For a substantial portion of this letter, the narrator discusses the mixed feelings he holds toward his namesake, the wayward son of his best friend, another local preacher. In the paperback version I read, the first 215 pages continue, no breaks, no chapters. Then, suddenly, there is a blank page and the narrator relates some rather unexpected new information about his friend’s wayward son and his own reactions to this information. In the last two pages, the narrator discusses his love of the prairie and the town and why he never left.

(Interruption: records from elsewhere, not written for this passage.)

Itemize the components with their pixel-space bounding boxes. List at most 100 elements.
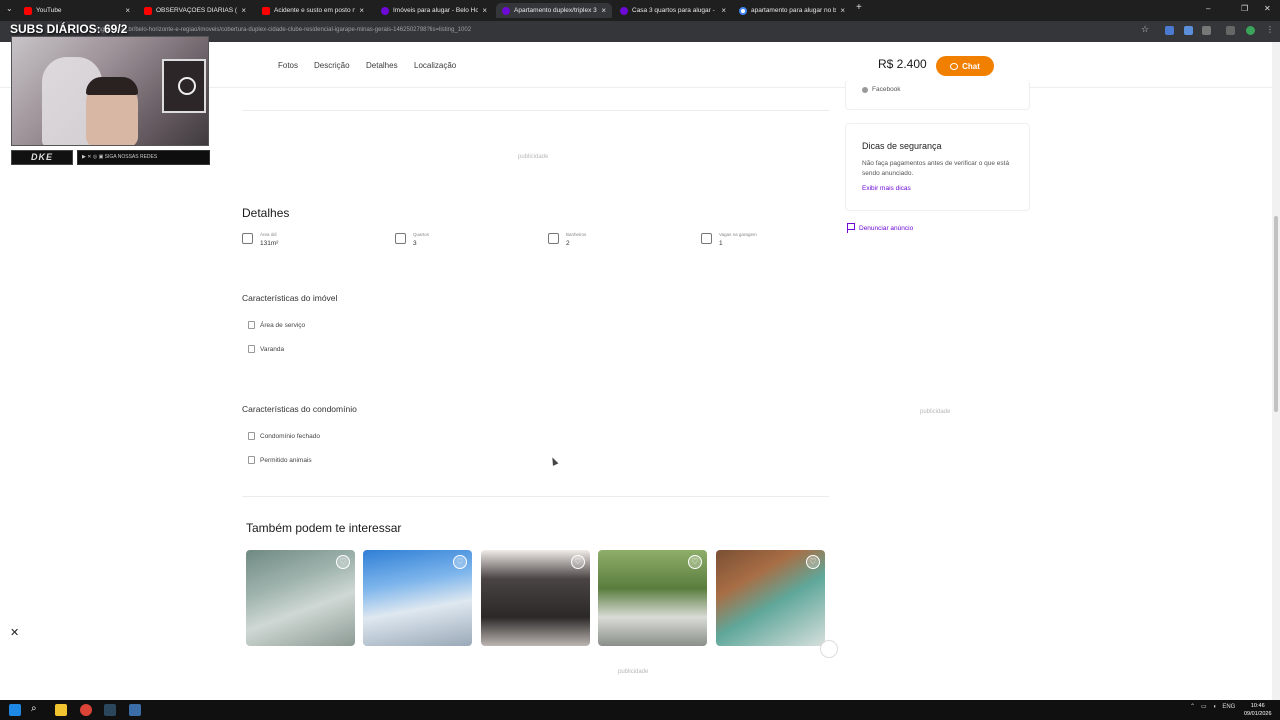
related-listings-title: Também podem te interessar: [246, 521, 402, 535]
related-listing-card[interactable]: ♡: [363, 550, 472, 646]
puzzle-icon[interactable]: [1202, 26, 1211, 35]
close-icon[interactable]: ×: [241, 6, 246, 15]
close-icon[interactable]: ×: [601, 6, 606, 15]
page-scrollbar[interactable]: [1272, 42, 1280, 700]
property-features-title: Características do imóvel: [242, 293, 338, 303]
stat-value: 131m²: [260, 240, 279, 247]
tab-search-icon[interactable]: ⌄: [6, 4, 13, 13]
tab-label: Imóveis para alugar - Belo Hor: [393, 7, 479, 14]
chevron-up-icon[interactable]: ⌃: [1190, 703, 1195, 710]
scrollbar-thumb[interactable]: [1274, 216, 1278, 412]
stat-value: 3: [413, 240, 417, 247]
related-listing-card[interactable]: ♡: [246, 550, 355, 646]
sidepanel-icon[interactable]: [1226, 26, 1235, 35]
search-icon[interactable]: ⌕: [31, 703, 43, 715]
close-icon[interactable]: ×: [359, 6, 364, 15]
report-ad-link[interactable]: Denunciar anúncio: [847, 223, 913, 233]
youtube-icon: [262, 6, 270, 15]
chrome-icon[interactable]: [80, 704, 92, 716]
feature-item: Condomínio fechado: [248, 432, 320, 440]
details-title: Detalhes: [242, 206, 290, 220]
show-more-tips-link[interactable]: Exibir mais dicas: [862, 185, 911, 192]
browser-tab[interactable]: YouTube ×: [18, 3, 136, 18]
star-icon[interactable]: ☆: [1141, 24, 1150, 34]
taskbar-clock[interactable]: 10:46 09/01/2026: [1244, 702, 1272, 718]
subs-counter: SUBS DIÁRIOS: 69/2: [10, 22, 128, 36]
volume-icon[interactable]: ◖: [1213, 704, 1217, 710]
steam-icon[interactable]: [104, 704, 116, 716]
tab-label: YouTube: [36, 7, 62, 14]
safety-tips-title: Dicas de segurança: [862, 141, 942, 151]
translate-icon[interactable]: [1184, 26, 1193, 35]
browser-tab[interactable]: Casa 3 quartos para alugar - N ×: [614, 3, 732, 18]
browser-tab[interactable]: Imóveis para alugar - Belo Hor ×: [375, 3, 493, 18]
window-close-icon[interactable]: ✕: [1264, 4, 1271, 13]
nav-detalhes[interactable]: Detalhes: [366, 61, 398, 70]
youtube-icon: [24, 6, 32, 15]
carousel-next-button[interactable]: [820, 640, 838, 658]
section-divider: [242, 496, 829, 497]
close-icon[interactable]: ×: [721, 6, 726, 15]
close-icon[interactable]: ×: [125, 6, 130, 15]
browser-tab[interactable]: OBSERVAÇÕES DIÁRIAS (EP.30 ×: [138, 3, 252, 18]
share-facebook-label: Facebook: [872, 86, 901, 93]
mouse-cursor: [549, 456, 559, 466]
tab-label: OBSERVAÇÕES DIÁRIAS (EP.30: [156, 7, 238, 14]
calculator-icon[interactable]: [129, 704, 141, 716]
area-icon: [242, 233, 253, 244]
close-icon[interactable]: ×: [840, 6, 845, 15]
language-indicator[interactable]: ENG: [1222, 704, 1235, 710]
extension-icon[interactable]: [1165, 26, 1174, 35]
url-field[interactable]: mg.olx.com.br/belo-horizonte-e-regiao/im…: [96, 27, 471, 33]
feature-item: Permitido animais: [248, 456, 312, 464]
browser-tab[interactable]: Acidente e susto em posto na ×: [256, 3, 370, 18]
facebook-icon: [862, 86, 868, 93]
favorite-heart-icon[interactable]: ♡: [688, 555, 702, 569]
olx-icon: [502, 6, 510, 15]
olx-icon: [620, 6, 628, 15]
restore-icon[interactable]: ❐: [1241, 4, 1248, 13]
flag-icon: [847, 223, 855, 233]
profile-avatar-icon[interactable]: [1246, 26, 1255, 35]
minimize-icon[interactable]: –: [1206, 4, 1210, 13]
laundry-icon: [248, 321, 255, 329]
chat-icon: [950, 62, 959, 70]
nav-descricao[interactable]: Descrição: [314, 61, 350, 70]
bath-icon: [548, 233, 559, 244]
chat-button[interactable]: Chat: [936, 56, 994, 76]
section-divider: [242, 110, 829, 111]
favorite-heart-icon[interactable]: ♡: [453, 555, 467, 569]
stat-label: Banheiros: [566, 232, 587, 237]
ad-placeholder-label: publicidade: [920, 409, 951, 415]
new-tab-icon[interactable]: +: [856, 2, 862, 13]
browser-tab[interactable]: apartamento para alugar no b ×: [733, 3, 851, 18]
related-listing-card[interactable]: ♡: [598, 550, 707, 646]
stat-value: 1: [719, 240, 723, 247]
file-explorer-icon[interactable]: [55, 704, 67, 716]
related-listing-card[interactable]: ♡: [716, 550, 825, 646]
stat-label: Quartos: [413, 232, 430, 237]
youtube-icon: [144, 6, 152, 15]
system-tray: ⌃ ▭ ◖ ENG: [1190, 703, 1235, 711]
monitor-shape: [162, 59, 206, 113]
favorite-heart-icon[interactable]: ♡: [336, 555, 350, 569]
more-menu-icon[interactable]: ⋮: [1266, 25, 1275, 34]
social-banner: ▶ ✕ ◎ ▣ SIGA NOSSAS REDES: [77, 150, 210, 165]
share-facebook[interactable]: Facebook: [862, 86, 901, 93]
browser-tab-strip: ⌄ YouTube × OBSERVAÇÕES DIÁRIAS (EP.30 ×…: [0, 0, 1280, 21]
favorite-heart-icon[interactable]: ♡: [571, 555, 585, 569]
nav-localizacao[interactable]: Localização: [414, 61, 456, 70]
windows-taskbar: ⌕ ⌃ ▭ ◖ ENG 10:46 09/01/2026: [0, 700, 1280, 720]
close-icon[interactable]: ✕: [10, 626, 19, 639]
network-icon[interactable]: ▭: [1201, 703, 1207, 710]
chat-label: Chat: [962, 61, 980, 71]
favorite-heart-icon[interactable]: ♡: [806, 555, 820, 569]
related-listing-card[interactable]: ♡: [481, 550, 590, 646]
bed-icon: [395, 233, 406, 244]
browser-tab-active[interactable]: Apartamento duplex/triplex 3 ×: [496, 3, 612, 18]
nav-fotos[interactable]: Fotos: [278, 61, 298, 70]
tab-label: Apartamento duplex/triplex 3: [514, 7, 597, 14]
windows-start-icon[interactable]: [9, 704, 21, 716]
stat-label: Área útil: [260, 232, 277, 237]
close-icon[interactable]: ×: [482, 6, 487, 15]
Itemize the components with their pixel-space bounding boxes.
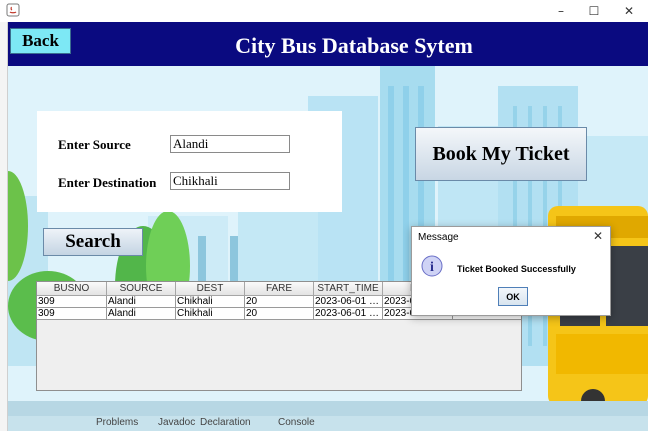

I read several reviews on Amazon and find some do not really review the book but rather rant about their religious opposing views to what the narrator relates or criticize the style and subject matter with which they disagree. For me I can read a book and even though I may disagree with some of the material, if it is well written. Well, this novel is well written. The prose is lovely, often poetic, and some of the descriptions remain memorable. However, if you want a traditional plot, do not want to think about religious views and philosophies, then this novel is not for you.

Book a Week-21: “Boy, Snow, Bird”, Helen Oyeyemi


A unique and sometimes frightening story with a surprising ending, this is another tale of the lengths to which people of color will go to pass for white to gain the benefits of whiteness. For one New England family this has succeeded quite well by sending a too dark daughter back South to live with relatives and never allowing her to come to the town where the rest of the family lives. It fails when a too dark child is born and the parents keep her with them. It is also a tale of gender identity and how rape and abuse can destroy and deform and of resilience in the face of endless obstacles. This is not an ordinary novel.

Book a Week-20: “Sankofa”, Chibundu Onuzo


After her mother dies, Anna searches through her mother’s belongings and discovers a hidden diary written by the African father she never knew and about whom her white mother, who never married, told her nearly nothing. She travels to Scotland to have the diary authenticated by an expert, researches, and discovers her father had to return to Africa, became a revolutionary, and then president (or dictator, depending on the source) of a small African nation. She also learns that he is still alive.

Leaving behind a daughter and white husband from whom she is separated, Anna decides to travel to Africa to find her father. Treated unequally as a biracial child in England, in Africa she is seen as “obroni”, white. Thus, the book addresses issues of racial identity, family acceptance (she does find her father) and belonging, and tells a tale of the adventures of a middle-aged woman in search of self.